I love Tex-Mex and often get creative with its flavors and ingredients. I make all kinds of nachos, chili, and casseroles at home, but I don’t remember ever handling fajitas. I think I turned away from this dish because of the theatricality of serving it in restaurants.
Get the recipe: Steak fajita
In the spring, my colleague Emily Hale wrote about the “artificial fizz” scandal: “Last month, people on TikTok reacted with disbelief and disbelief to videos that took diners into the heart of tortilla-wrapped darkness: It turns out some restaurants are promoting the effects Special – that distinctive steam and sizzle – by squirting drops of water or oil onto hot cast iron dishes before displaying them in the dining room.
All theater requires some artifice, so I was fine with a splash of water or oil, and I didn’t feel any anger – just a desire to eat fajitas.

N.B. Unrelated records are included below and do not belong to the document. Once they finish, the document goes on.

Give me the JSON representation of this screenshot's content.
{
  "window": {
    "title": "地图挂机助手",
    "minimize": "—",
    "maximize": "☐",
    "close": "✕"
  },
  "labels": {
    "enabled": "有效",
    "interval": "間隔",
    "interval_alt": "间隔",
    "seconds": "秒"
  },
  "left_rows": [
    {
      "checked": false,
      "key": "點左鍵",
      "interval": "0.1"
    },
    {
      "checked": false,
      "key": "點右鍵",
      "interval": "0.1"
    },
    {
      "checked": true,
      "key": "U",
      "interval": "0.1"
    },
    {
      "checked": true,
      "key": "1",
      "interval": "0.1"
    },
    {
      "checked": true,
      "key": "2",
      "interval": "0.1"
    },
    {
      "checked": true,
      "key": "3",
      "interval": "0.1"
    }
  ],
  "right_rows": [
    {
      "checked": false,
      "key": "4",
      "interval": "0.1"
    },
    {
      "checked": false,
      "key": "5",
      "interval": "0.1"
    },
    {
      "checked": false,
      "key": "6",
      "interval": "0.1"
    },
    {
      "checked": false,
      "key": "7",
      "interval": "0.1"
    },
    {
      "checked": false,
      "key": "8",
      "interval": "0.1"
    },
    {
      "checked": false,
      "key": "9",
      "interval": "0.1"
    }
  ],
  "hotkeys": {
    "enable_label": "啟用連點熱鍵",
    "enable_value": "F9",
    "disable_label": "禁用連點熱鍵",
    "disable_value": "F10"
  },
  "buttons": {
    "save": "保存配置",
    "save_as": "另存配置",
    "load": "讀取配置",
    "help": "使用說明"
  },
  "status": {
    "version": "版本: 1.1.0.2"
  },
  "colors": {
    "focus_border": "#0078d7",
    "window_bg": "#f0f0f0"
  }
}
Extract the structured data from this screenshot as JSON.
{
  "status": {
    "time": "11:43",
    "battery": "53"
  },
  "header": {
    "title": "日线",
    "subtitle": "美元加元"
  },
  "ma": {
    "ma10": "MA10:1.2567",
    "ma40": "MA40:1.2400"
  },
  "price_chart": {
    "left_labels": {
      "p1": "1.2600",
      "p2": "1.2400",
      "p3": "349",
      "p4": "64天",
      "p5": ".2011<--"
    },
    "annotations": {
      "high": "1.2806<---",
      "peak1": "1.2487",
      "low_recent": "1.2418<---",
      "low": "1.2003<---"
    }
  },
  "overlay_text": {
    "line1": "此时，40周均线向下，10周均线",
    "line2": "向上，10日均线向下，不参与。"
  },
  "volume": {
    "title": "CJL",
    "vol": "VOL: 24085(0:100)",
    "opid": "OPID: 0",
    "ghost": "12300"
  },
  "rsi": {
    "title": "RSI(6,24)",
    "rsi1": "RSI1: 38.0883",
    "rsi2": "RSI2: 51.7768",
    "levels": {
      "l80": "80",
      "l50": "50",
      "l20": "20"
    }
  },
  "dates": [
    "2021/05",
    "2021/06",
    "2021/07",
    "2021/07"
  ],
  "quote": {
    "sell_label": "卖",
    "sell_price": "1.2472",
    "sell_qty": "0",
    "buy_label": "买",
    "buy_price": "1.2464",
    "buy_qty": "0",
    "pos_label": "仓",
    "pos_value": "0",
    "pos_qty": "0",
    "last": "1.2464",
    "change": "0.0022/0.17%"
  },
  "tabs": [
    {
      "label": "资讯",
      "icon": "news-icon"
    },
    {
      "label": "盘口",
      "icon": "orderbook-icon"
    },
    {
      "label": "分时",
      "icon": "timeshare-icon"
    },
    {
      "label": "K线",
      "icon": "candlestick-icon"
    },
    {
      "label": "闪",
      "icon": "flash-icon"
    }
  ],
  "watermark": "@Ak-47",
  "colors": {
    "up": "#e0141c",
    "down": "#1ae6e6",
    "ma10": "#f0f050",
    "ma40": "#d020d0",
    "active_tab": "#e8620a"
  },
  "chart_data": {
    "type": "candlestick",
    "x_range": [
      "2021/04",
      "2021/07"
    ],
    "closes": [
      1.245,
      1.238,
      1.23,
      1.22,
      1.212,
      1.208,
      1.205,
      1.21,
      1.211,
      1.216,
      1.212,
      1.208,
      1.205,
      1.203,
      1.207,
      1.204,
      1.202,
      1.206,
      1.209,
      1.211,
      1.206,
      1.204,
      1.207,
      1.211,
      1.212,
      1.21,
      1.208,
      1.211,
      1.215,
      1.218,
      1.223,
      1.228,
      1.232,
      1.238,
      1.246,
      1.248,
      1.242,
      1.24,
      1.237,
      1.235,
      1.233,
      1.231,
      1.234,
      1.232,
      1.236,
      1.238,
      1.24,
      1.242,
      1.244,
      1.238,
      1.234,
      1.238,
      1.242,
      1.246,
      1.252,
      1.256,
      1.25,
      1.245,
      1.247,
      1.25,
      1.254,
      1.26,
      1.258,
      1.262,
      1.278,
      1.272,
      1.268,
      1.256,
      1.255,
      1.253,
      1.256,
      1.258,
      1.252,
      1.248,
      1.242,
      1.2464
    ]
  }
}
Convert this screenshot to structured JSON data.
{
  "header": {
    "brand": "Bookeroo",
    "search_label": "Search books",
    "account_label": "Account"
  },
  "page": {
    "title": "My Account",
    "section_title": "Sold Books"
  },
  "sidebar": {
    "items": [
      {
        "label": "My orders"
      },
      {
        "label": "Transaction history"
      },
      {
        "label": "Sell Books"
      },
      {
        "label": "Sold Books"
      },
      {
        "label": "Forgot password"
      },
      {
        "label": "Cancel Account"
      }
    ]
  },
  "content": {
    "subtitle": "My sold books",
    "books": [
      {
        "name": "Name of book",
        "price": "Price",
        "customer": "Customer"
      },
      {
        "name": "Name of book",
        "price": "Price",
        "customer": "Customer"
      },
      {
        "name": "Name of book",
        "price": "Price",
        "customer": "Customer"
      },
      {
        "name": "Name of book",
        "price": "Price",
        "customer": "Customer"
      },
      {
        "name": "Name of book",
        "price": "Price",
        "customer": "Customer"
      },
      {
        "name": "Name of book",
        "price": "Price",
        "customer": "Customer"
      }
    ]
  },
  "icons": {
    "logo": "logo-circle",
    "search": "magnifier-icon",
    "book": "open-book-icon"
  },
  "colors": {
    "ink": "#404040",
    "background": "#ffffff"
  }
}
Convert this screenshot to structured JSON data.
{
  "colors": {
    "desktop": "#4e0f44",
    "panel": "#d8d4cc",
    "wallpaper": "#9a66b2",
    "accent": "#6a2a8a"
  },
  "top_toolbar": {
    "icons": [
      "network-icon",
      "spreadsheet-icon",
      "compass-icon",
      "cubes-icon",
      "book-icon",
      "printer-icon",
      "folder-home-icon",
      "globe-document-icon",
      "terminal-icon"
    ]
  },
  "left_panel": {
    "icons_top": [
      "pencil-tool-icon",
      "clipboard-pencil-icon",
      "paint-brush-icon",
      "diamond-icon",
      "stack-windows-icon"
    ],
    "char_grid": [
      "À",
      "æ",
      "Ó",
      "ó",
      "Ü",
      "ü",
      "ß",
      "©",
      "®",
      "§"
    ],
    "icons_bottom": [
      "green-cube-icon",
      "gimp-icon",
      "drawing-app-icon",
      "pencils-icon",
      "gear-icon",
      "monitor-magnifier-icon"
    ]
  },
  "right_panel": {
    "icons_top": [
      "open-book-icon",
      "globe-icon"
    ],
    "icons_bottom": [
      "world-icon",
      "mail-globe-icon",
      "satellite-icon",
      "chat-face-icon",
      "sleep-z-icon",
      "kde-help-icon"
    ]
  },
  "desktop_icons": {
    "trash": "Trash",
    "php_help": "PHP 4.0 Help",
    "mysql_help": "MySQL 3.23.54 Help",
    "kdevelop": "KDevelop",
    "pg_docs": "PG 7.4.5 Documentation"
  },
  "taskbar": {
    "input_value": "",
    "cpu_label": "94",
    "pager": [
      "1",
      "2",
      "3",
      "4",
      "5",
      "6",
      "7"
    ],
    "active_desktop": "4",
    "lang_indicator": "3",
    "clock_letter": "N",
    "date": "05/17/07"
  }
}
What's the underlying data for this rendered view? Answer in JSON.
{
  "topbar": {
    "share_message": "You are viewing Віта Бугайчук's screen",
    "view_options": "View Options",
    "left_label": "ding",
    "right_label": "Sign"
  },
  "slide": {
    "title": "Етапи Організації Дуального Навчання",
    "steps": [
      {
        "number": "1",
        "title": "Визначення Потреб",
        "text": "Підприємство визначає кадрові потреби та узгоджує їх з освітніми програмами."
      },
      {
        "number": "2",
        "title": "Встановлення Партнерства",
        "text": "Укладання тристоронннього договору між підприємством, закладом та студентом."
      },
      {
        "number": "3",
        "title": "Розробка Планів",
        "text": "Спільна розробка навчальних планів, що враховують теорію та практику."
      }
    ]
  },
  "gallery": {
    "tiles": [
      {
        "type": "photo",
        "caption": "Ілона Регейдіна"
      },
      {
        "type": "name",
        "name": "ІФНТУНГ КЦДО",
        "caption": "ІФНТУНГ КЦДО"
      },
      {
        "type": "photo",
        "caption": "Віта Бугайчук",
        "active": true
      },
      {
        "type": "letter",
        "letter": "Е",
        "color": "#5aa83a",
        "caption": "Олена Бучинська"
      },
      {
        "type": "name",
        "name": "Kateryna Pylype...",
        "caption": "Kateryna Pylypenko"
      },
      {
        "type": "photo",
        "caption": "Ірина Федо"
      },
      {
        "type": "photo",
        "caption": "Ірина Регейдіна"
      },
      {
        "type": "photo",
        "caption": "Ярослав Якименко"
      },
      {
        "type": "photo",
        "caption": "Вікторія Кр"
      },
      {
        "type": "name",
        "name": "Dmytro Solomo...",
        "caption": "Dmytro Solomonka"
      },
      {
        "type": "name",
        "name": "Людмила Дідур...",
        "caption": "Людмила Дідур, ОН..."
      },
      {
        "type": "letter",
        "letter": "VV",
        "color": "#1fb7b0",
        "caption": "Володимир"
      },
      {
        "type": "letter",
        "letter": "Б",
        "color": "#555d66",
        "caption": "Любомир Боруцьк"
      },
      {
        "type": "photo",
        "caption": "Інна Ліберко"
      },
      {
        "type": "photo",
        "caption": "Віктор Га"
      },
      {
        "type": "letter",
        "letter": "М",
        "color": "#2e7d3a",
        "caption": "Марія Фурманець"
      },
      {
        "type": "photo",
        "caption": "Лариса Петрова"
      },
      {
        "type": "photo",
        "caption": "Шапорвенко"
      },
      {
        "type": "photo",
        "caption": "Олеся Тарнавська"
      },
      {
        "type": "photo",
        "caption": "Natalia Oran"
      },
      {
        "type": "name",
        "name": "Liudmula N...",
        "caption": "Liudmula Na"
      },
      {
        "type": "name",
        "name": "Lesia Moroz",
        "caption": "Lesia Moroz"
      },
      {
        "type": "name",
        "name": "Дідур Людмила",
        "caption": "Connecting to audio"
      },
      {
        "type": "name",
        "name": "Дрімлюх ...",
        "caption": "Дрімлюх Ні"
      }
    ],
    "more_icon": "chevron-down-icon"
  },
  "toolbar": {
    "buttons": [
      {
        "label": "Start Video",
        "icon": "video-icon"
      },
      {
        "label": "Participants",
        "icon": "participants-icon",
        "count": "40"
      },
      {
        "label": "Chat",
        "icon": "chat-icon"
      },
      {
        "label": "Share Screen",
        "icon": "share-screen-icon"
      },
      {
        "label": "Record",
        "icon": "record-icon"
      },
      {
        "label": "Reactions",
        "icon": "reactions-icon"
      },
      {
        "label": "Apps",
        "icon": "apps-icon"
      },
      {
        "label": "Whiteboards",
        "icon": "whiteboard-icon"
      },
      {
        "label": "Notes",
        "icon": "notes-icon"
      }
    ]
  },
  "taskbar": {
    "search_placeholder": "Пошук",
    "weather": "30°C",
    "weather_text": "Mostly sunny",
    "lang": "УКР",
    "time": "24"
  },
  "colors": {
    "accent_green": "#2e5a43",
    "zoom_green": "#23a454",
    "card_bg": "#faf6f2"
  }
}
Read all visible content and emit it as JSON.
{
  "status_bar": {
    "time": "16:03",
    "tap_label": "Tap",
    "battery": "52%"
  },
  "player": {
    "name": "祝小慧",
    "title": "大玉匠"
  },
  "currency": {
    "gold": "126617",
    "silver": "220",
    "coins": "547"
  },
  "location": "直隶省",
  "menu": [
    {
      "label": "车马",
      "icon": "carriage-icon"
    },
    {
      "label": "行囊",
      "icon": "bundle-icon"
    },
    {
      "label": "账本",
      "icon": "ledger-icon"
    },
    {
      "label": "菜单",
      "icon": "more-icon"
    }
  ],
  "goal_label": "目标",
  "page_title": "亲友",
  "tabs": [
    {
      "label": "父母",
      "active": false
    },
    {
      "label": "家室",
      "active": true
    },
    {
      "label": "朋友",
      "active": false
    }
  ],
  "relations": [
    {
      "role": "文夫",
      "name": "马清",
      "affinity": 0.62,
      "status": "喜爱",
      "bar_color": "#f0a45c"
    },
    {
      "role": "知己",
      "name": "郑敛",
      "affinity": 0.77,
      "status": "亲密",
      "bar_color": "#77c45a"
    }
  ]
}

Instead of getting a group of friends together and going out, I decided to make it at home for friends, but I wanted that sizzle. While browsing through cookbooks and websites, including Recipe Finder, I discovered that the recipes were very simple and similar.
You can make vegetarian fajitas, or make them with chicken or shrimp, but I chose traditional beef. The word “fajita” comes from the Spanish word for “belt,” which refers to the skirt steak traditionally used in the dish. Sirloin, which is thicker and wider, is easier to find in stores, so I used that here. Both pieces work for the plate.
I made a delicious batch, but without the sizzle, it felt sloppy. I was determined to see if I could carry a skillet of steak fajitas to the dinner table, complete with a trail of steam, without cheating.
Were you successful? Yes and no. The fajitas were delicious – what’s not to like? – With marinated and seared beef, peppers and onions with lots of toppings on a warm tortilla. Although I’ve never served the crowd-pleasing white jet that restaurants do, I was able, with precise timing, to put that pan on the table while it was still audibly sizzling and emitting delicate wisps of steam.
First, I seasoned the meat. While the flavor was soaking up, I sliced up the vegetables and cooked them in a hot skillet. I transferred them to a bowl and covered them to keep them warm while I shredded the cheese (yes, I love cheese on my fajitas, so sue me) and placed the cream, fresh salsa, and pickled jalapeños into serving bowls. Next, I sliced the avocado, washed a handful of cilantro sprigs, sliced the lime and added it to my table. Finally, I wrapped the tortillas in a towel and heated them in the microwave before adding them to the table.
If you’re going to put on a show with a frying pan, you need a feast, right?
And in the middle of it all, I placed a stand for my hot pan. I prepared the cornflakes and asked people to gather at the table and enjoy some while I returned to the stove.
There, I reheated the pan to near smoking hot and seared it and cooked the steak to a degree less than I liked. I pushed it to one side of the pan, added the vegetables to half the pan, and stirred a few times until they were nice and hot. Once everything was to my liking, I lifted the pan and carried it straight to the table.
Heads turned as the hot cast iron was lifted to its place of honor, providing a delicious aroma driven by that muted, but still telltale, sizzle and steam.
Before I knew it, hands were extending the tortillas and filling them with meat and vegetables, toppings were being placed on them, and everyone was eating, talking, and enjoying themselves.
Get the recipe: Steak fajita
revision
An earlier version of this recipe incorrectly identified the cut of meat traditionally used in fajitas. It’s skirt steak. Skirt and flank steaks can be used interchangeably in this recipe.